Но слушайте дальше: «Невзрачный Шолохов… Стоял малоросток и глупо улыбался… На трибуне он выглядит еще более ничтожным». Сам-то Исаич выглядел весьма величественно, когда Жорж Нива сажал его на закорки Бальзаку, а Сараскина – Льву Толстому.

Ну, а Сарнов? Он, как всегда, словоохотлив: «Однажды, держась как обычно за руки, шли мы с моей любимой по Тверской и остановились перед портретами писателей в витрине книжного магазина, что напротив Моссовета». Это, надо полагать магазин «Москва», но не в этом дело. А в том, что Беня с любимой увидели в витрине портрет «того, кто считается автором «Тихого Дона». И вдруг любимая, не размыкая рук с любимым, нежным голосом хозяйки Лысой Горы воскликнула: «Какое ничтожество – Шолохов!». Для любимого это было так же неожиданно, как (помните?) реакция любимой во время застолья в Грузии на тост за русский народ: «А мы не русские, а мы – французские!». Сарнов тогда не возразил на вопль своей любимой, а сейчас и того больше: «У меня вдруг словно открылись глаза». Какое счастье иметь супругу, открывающую тебе глаза! В этих глазах, говорит, «Шолохов и раньше не шибко был похож на писателя». Он знает, кто похож! Например, разве Мандель не Данте?.. Вылитый! «А тут – мелкое личико, усишки… Я вдруг увидел: в самом деле – ничтожество!». И позже, когда уже без ясновидящей любимой довелось встретить не портрет, а живого писателя: «Оказалось, что он небольшого росточка». То ли дело Гроссман – 184 сантиметра! «Но главное – вот эта убийственная печать ничтожества на невзрачном облике».

Это поразительно! Какое единодушие, даже единоглазие! И у Сани, и у Бени одни и те же ключевые слова ненависти на языке: «росточек» («малоросток»)… «невзрачный»… «усишки» («малые усы»)… «ничтожество»… «ничтожество»… «ничтожество»… Вот такое родство и душ, и взгляда, и языка. И что, говорю, им делить?
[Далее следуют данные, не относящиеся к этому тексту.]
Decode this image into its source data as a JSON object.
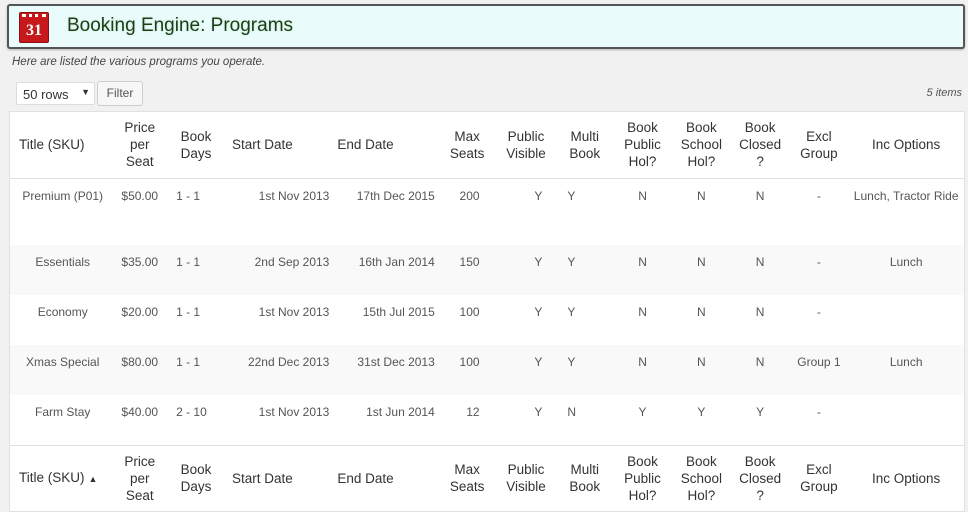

Но мало того, порой Сарнов просто бежит по тропке, проложенной Солженицыным, дает вариант на заданную им тему. Вот он пишет об известном «Деле Кравченко». Этот хлюст в 1949 году перебежал на Запад и стал там вещать о порядках в наших лагерях. Одна французская газета обвинила его в клевете. Он подал в суд. В ходе процесса один свидетель со стороны Кравченко, сидевший в наших лагерях, упомянул, что в камерах было тесно. Что ж, вполне возможно. Но его спросили, как это выглядело конкретно. Он сказал: в камере размером в 40–45 кв. метров находились человек 150–200.

И Сарнов пишет: «Адвокат разводит руками: абсурдность показаний очевидна… Не может западный человек вообразить, что в камеру размером в 40–50 кв. метров можно было запихнуть 150–200 человек». Западный человек… Запихнуть, чтобы они там впритирку стоймя стояли какое-то время, не знаю, может быть, кому-то и удалось бы, но ведь речь-то идет о том, что арестанты жили в этой камере, т. е. ели, спали, справляли нужду и т. д. Именно об этом и говорил свидетель: «Они лежали там все на полу…» Уж это никак невозможно, если только не укладывать один ряд спящих на другой до самого потолка. Но ведь такого-то не было, это-то невозможно. «Когда, – продолжал свидетель, – кто-нибудь пытался повернуться на другой бок, то повернуться должны были все двести человек». Сарнов заключает: «Вообразить такое западный человек не в состоянии, и в зале раздается смех». Опять западный! Да и восточный не в состоянии. А может только человек, одуревший от антисоветчины.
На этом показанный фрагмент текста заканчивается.